The USCCB's Committee on Doctrine wrote a document last week warning the faithful of the book, The Sexual Person: Towards a Renewed Catholic Anthropology by Todd Salzman and Michael Lawler. It finds its empitome in this blurb:
"Its interpersonal and experiential approach points to a thorough revision of Church teaching on birth control, reproductive technology, premarital sex, and homosexuality." — Edward C. Vacek, SJ, professor, Department of Moral Theology, Weston Jesuit School of Theology (my own emphasis added)The bishop's document (found here) is coherent, clear, and straightforward about the inadequacies and outright problems with the work. First and foremost, it oversimplifies and (possibly) unintentionally desacralizes Sacred Scripture treating it with as much or less reverence than a publication of poems written by and for four year olds.
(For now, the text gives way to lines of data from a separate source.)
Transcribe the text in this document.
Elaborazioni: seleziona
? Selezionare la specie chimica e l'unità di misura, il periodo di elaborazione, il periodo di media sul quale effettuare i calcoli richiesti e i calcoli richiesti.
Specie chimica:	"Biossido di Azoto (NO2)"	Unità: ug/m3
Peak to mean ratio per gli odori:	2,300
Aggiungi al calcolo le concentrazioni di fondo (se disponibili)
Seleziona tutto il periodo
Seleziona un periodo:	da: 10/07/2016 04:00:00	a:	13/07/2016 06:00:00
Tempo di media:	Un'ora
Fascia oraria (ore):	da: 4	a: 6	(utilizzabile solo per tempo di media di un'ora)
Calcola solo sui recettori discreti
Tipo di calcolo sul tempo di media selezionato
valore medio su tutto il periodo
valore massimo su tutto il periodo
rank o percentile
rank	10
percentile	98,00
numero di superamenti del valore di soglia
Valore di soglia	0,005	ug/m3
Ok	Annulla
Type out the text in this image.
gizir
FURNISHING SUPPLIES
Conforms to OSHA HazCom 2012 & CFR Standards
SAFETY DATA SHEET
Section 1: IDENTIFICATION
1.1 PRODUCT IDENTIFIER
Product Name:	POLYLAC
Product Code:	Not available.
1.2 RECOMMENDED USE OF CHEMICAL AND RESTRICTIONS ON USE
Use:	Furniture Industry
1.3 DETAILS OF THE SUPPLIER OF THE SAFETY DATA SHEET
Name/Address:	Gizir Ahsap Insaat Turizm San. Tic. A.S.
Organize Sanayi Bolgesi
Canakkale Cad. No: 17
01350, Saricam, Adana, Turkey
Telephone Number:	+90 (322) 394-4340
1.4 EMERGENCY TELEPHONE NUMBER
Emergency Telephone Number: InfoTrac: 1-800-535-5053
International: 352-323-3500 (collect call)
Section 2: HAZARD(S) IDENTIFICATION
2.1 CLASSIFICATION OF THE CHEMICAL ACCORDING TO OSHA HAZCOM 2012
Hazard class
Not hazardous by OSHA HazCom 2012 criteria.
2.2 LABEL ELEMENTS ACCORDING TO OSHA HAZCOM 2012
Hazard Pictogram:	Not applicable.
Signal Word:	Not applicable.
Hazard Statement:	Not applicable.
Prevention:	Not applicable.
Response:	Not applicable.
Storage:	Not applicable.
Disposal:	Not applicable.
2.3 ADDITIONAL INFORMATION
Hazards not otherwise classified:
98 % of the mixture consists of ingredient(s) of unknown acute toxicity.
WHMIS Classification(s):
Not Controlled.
Each moral statement in Scripture is sociohistorically conditioned, so conditioned as to have no relevance in the 21st Century. They don't even bother to do the work of deconstruction to take down the arguments they go the easy route of absolute relativism. However, "The Church has never doubted, however, that with proper study and analysis it is possible not only to come to an understanding of the meaning that the scriptural writer intended but also, through an understanding of the human words, to come to an understanding of what God intended to convey to us by means of the human writers. History is not an impassable barrier for communication of God's truth through Scripture." (7 of bishop's document)
The document goes on to speak about Salzman and Lawler's lack of grasping the natural law. Their conclusions are dissident, disrespectful, and moral relativistic. Be warned this book is not representative of Catholic sexual ethics. Do not be mislead by their use of Catholic language including the Theology of the Body-esque title of the book.